Search code examples
gorandom

Golang pseudo random string (lots of duplicates)


I am attempting to generate a random string of 5 chars. Every implementation I've tried generates duplicates after a very small sample size (10k-40k). While I understand that programmatically its impossible to generate true random strings I was surprised to see duplicates appearing at such a high frequency.

I have tried several implementations (and variations of those) without luck. Each one generates a duplicate after ~40k strings at most. Given that there are 380,204,032 unique combinations in a 5 char string consisting of [A-Z a-z] I was expecting to be able to generate significantly more strings before encountering a duplicate.

After searching around I found a couple of good sources that were the basis for my implementations

The 2nd link in particular caught my eye as the author mentioned using the "crypto/rand" package was better at avoiding duplicates. However it seemed to make little difference in how many strings I was able to generate before encountering a duplicate.

Other variations I tried

  • calling rand.NewSource after each char (instead of each string)
  • using multiple rand.NewSource and using the output of the 1st to seed the 2nd, 3rd, etc.

Can anyone provide some insight into why these random strings aren't so random and some steps I might be able to take to generate at least 1M strings before encountering a duplicate?

I know I could use a 3rd party library but I would like to avoid that.

func Test_RandomString(t *testing.T) {

    tests := map[string]struct {
        Length       int
        UniuqeValues int
    }{
        "5 x 1,000,000": {
            Length:       5,
            UniuqeValues: 1_000_000,
        },
    }

    for name, test := range tests {
        t.Run(name, func(t *testing.T) {
            actual := utils.RandomString(test.Length)
            assert.Equal(t, test.Length, len(actual))

            values := make(map[string]struct{})
            for count := 0; count < test.UniuqeValues; count++ {
                value := utils.RandomString(test.Length)

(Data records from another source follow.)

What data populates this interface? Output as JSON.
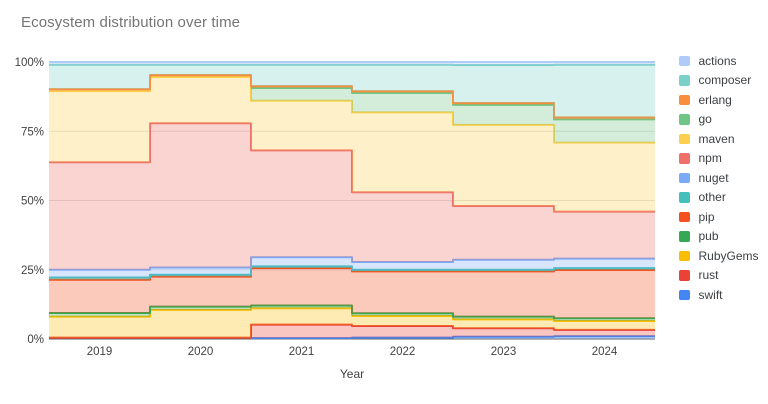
{
  "chart_data": {
    "type": "area",
    "variant": "stacked-step-area",
    "title": "Ecosystem distribution over time",
    "xlabel": "Year",
    "ylabel": "",
    "x_labels": [
      "2019",
      "2020",
      "2021",
      "2022",
      "2023",
      "2024"
    ],
    "y_ticks": [
      "0%",
      "25%",
      "50%",
      "75%",
      "100%"
    ],
    "y_tick_values": [
      0,
      25,
      50,
      75,
      100
    ],
    "ylim": [
      0,
      100
    ],
    "grid": true,
    "legend_position": "right",
    "stack_order_bottom_to_top": [
      "swift",
      "rust",
      "RubyGems",
      "pub",
      "pip",
      "other",
      "nuget",
      "npm",
      "maven",
      "go",
      "erlang",
      "composer",
      "actions"
    ],
    "series": [
      {
        "name": "actions",
        "color": "#aecbfa",
        "values": [
          1.0,
          1.0,
          1.0,
          1.0,
          1.1,
          1.0
        ]
      },
      {
        "name": "composer",
        "color": "#7bd0c9",
        "values": [
          8.8,
          3.7,
          7.7,
          9.5,
          13.7,
          19.0
        ]
      },
      {
        "name": "erlang",
        "color": "#f98e3d",
        "values": [
          0.7,
          0.7,
          0.7,
          0.7,
          0.7,
          0.7
        ]
      },
      {
        "name": "go",
        "color": "#6fc584",
        "values": [
          0,
          0,
          4.6,
          7.0,
          7.2,
          8.4
        ]
      },
      {
        "name": "maven",
        "color": "#fbd04e",
        "values": [
          25.7,
          16.7,
          17.9,
          28.8,
          29.3,
          24.9
        ]
      },
      {
        "name": "npm",
        "color": "#ee7068",
        "values": [
          38.8,
          52.1,
          38.6,
          25.2,
          19.4,
          17.0
        ]
      },
      {
        "name": "nuget",
        "color": "#7baaf7",
        "values": [
          2.8,
          2.6,
          3.3,
          2.8,
          3.6,
          3.4
        ]
      },
      {
        "name": "other",
        "color": "#43c0bb",
        "values": [
          0.8,
          0.7,
          0.6,
          0.6,
          0.6,
          0.7
        ]
      },
      {
        "name": "pip",
        "color": "#f4511e",
        "values": [
          12.0,
          10.8,
          13.5,
          15.1,
          16.3,
          17.4
        ]
      },
      {
        "name": "pub",
        "color": "#34a853",
        "values": [
          1.3,
          1.2,
          1.0,
          1.0,
          1.0,
          1.0
        ]
      },
      {
        "name": "RubyGems",
        "color": "#fbbc04",
        "values": [
          7.6,
          10.0,
          5.9,
          3.6,
          3.2,
          3.2
        ]
      },
      {
        "name": "rust",
        "color": "#ea4335",
        "values": [
          0.5,
          0.5,
          4.9,
          4.2,
          3.1,
          2.3
        ]
      },
      {
        "name": "swift",
        "color": "#4285f4",
        "values": [
          0,
          0,
          0.3,
          0.5,
          0.8,
          1.0
        ]
      }
    ],
    "colors": {
      "grid": "#e0e0e0",
      "baseline": "#616161",
      "axis_text": "#424242",
      "title_text": "#757575",
      "legend_text": "#3c4043"
    }
  }
}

                _, found := values[value]
                if found {
                    t.Fatalf("duplicate value found after %v: %v", count, value)
                }

                values[value] = struct{}{}
            }

        })
    }
}
func RandomString_CryptoRand(length int) string {

    const letters = "abcdefghijklmnopqrstuvwxyzABCDEFGHIJKLMNOPQRSTUVWXYZ"

    var randomStr []byte = make([]byte, length)

    for i := 0; i < length; i++ {

        idx, _ := rand.Int(rand.Reader, big.NewInt(int64(len(letters))))
        randomStr[i] = letters[idx.Int64()]
    }
    return string(randomStr)
}
func RandomString_MathRand(length int) string {
    var src = rand.NewSource(time.Now().UnixNano())
    const letterBytes = "abcdefghijklmnopqrstuvwxyzABCDEFGHIJKLMNOPQRSTUVWXYZ"

    sb := strings.Builder{}
    sb.Grow(length)

    for idx := 0; idx < length; idx++ {
        sb.WriteByte(letterBytes[int64(src.Int63())%int64(len(letterBytes))])
    }

    return sb.String()
}

Solution

  • This is the birthday paradox. You mistakenly assumed that the probability of duplicates is linearly proportional to the pool-size of 525, while in reality the relationship is proportional to the square root. Sqrt(380204032) is 19498 and change, which is pretty much spot-on for what you observed.